Comment Re:Supplant Niche (Score 1) 66

Also, I'll add that you missed the obvious criticism of flying cars - the "dropping out of the sky upon failure" one ;) Any realistic "flying car" is going to have to have some really dang good failsafe mechanisms not only to protect its occupants in such a case, but people on the ground as well.

Comment Re:Supplant Niche (Score 1) 66

Disagree. A good car doesn't have down force (beyond gravity), downforce means aerodynamic drag, a good car should rely only on the force of gravity for its grip. The things that help a plane also make a car more fuel efficient - streamlining and lightweight construction. Cars have slightly different streamlining reqs due to operating near the ground, but the general principles are the same. Of course you've got wheels out there, but so do many light planes. Lightweight construction is often described as the opposite of crash safety, which is very important in cars, but with foam core composites you can have both.

As for the GP's comments: I don't think anyone really expects your average driver of a flying car to be behind the stick controlling flight surfaces; I think most people envision something more like a good quadcopter where everything is managed for you by control software that maintains position and attitude (despite changes in balance, wind, etc) or even fly preset routes / automated traffic management. People don't envision runways, they envision VTOL. They envision not a helicopter (non-roadworthy, giant exposed spinning prop), but something roadworthy with nacelles.
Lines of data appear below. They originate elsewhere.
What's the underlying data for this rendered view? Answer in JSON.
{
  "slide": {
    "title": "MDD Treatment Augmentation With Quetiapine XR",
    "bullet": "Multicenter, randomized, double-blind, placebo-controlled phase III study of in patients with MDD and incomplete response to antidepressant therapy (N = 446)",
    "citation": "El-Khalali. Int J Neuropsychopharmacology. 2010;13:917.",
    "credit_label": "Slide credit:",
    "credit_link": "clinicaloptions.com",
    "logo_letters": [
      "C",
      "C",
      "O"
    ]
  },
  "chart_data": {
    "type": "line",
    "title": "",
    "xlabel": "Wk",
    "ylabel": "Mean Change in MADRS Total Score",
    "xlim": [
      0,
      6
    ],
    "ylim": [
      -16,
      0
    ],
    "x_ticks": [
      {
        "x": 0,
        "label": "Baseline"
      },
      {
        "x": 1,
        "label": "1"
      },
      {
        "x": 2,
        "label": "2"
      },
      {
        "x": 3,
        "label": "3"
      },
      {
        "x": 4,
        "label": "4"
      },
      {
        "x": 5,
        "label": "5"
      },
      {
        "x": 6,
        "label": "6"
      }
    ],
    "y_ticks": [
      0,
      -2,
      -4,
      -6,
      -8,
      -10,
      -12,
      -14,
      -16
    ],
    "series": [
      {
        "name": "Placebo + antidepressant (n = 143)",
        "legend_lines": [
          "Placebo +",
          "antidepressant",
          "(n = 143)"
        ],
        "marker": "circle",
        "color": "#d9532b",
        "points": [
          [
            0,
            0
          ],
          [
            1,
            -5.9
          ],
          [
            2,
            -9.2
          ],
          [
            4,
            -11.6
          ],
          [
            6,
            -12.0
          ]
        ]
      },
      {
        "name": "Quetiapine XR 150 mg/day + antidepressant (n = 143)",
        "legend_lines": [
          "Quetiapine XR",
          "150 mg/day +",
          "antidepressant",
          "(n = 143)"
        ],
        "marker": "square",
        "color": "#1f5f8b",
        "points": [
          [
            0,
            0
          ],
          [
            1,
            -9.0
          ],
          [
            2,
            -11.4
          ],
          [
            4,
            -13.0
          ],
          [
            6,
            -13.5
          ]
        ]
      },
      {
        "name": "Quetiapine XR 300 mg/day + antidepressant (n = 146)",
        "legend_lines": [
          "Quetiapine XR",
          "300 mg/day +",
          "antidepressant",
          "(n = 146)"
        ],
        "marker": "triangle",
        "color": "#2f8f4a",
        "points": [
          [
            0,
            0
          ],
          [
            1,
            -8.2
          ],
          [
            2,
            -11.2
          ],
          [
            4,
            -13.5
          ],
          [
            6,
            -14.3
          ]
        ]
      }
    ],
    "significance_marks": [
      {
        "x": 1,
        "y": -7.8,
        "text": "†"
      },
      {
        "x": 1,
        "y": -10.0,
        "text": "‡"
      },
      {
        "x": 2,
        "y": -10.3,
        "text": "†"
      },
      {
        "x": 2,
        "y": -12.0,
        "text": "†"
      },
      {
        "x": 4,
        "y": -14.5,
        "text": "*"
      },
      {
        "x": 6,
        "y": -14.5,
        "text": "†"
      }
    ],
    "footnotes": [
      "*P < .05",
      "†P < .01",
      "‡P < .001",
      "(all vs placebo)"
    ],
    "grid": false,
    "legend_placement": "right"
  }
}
One big former problem with flying cars was the weight, size, cost and complexity of the sort of high power engines you needed for them, and if you needed multiple engines (quadcopter-style), then all the more problem. It pretty much ensured that your flying car would have a supercar price tag. But electrification of transportation looks to be solving that one - high power outrunner electric motors are very simple and have just ridiculous power to weight ratios. Battery energy density is still a problem (and would be even more of a problem if your lifting surface area is limited and you lose a little efficiency to your prop geometry), but it's constantly improving, the percentage rate of growth on electric passenger airplanes is even faster than that of electric cars (although starting from a much smaller starting point, mind you).

No, I'm not saying I envision the world suddenly switching over to flying cars - far from it. I'm just pointing out that the problems aren't as intractable as folk often make them out to be.